In 1998, Tsherin left for the United States where he worked as a thangka artist and instructor at Buddhist centers in California. He is now resident in California and his current work expresses contemporary concerns using a variety of techniques including traditional Thangka. Today, Tsherin’s work continues the use of traditional Tibetan techniques and iconography but in the context of dealing with the concerns of the modern world. His Spirit series follows a superhero-like entity halfway between deity and human form. By allowing this character to learn and adapt to his surroundings, the sacred and profane are no longer kept in separate worlds but intermingle amongst us all in everyday life.
Tsherin has held fellowships and residencies at institutions such as Asia Alive at the Asian Art Museum of San Francisco and The Rubin Fellowship at Vermont Studio Center, USA. He has participated in a number of group exhibitions in the US, UK and Asia.
Tsherin’s first solo show is currently exhibiting at Rossi & Rossi gallery in London, UK.
Kesang Lamdark, Switzerland
Kesang Lamdark was born in Dharamsala in 1963. He was adopted by a Swiss family, grew up, and was educated in Switzerland. After apprenticing and working as an interior architect in Switzerland for four years, he went on to study art at the Parson’s School of Design in New York, followed by an MA in visual art at Columbia University, NY. As a Tibetan raised in Switzerland,Lamdark is continually searching for an appropriate cultural space for himself. Having long felt like an outsider, he was eventually able to reconnect with his heritage, and his displaced, multi-cultural upbringing became a driving force behind his art.
As an artist, he combines unusual materials, from hair to plastic to beer cans and nail polish. Ultimately, his life and work focus on bringing together the unfamiliar. He was shown to great acclaim as one of the artists in Tradition Transformed; Tibetan Artists Respond, at the Rubin Museum of Art, New York.
CRITIC IN RESIDENCE
Latika Gupta has a BA in History from St. Stephen’s College, a BFA in painting from the College of Art and an MA and MPhil from the Jawaharlal Nehru University in Delhi, where she is currently studying towards a PhD in art history. She has received fellowships from the Charles Wallace India Trust and the Nehru Trust for independent research projects on Buddhist art and performative rituals. Latika has worked on documentary films and photography projects tracing the history of Indian art and as a curator at the National Gallery of Modern Art and at Khoj International Artists’ Association, besides curating independent exhibitions with artists from India and Pakistan. Latika writes as a critic for Art India Magazine and has also published essays in Marg magazine. Current projects include a touring exhibition of contemporary art drawn from the British Council and Arts Council collections, that will travel to Delhi, Bombay, Calcutta and Bangalore in 2013.

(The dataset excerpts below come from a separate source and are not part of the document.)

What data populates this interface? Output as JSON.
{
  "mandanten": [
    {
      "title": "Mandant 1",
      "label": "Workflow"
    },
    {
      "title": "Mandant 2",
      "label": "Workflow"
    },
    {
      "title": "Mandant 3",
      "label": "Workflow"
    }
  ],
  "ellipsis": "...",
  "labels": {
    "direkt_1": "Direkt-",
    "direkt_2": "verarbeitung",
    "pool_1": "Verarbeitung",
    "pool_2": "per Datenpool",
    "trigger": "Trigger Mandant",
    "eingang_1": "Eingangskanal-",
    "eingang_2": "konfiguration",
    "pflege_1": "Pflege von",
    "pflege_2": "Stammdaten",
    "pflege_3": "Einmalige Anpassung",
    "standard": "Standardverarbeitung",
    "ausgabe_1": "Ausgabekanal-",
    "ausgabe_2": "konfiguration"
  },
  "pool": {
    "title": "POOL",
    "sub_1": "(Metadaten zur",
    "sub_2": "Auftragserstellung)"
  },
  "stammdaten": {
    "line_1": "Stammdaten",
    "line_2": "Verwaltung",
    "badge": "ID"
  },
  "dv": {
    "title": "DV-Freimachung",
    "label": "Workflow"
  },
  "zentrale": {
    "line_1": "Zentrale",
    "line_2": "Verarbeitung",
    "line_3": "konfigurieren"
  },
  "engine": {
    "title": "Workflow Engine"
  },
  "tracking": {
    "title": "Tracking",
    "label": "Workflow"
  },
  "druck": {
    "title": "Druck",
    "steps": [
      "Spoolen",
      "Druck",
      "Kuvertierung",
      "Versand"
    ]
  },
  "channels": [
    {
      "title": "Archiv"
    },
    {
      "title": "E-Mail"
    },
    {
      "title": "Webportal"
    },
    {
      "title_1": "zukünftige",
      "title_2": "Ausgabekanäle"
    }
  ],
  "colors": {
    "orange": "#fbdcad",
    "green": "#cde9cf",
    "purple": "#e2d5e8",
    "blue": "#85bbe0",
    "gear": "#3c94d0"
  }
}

Her specific research interests are in the area of Tibetan and Himalayan art and ritual practices, focusing on questions of politico-cultural identity. Her MPhil dissertation entitled On Sacred Ground: Constructing an ancient tradition for Tibetan Buddhism in Spiti examined these questions through the study of a large-scale performative Buddhist ritual in a monastery in Spiti.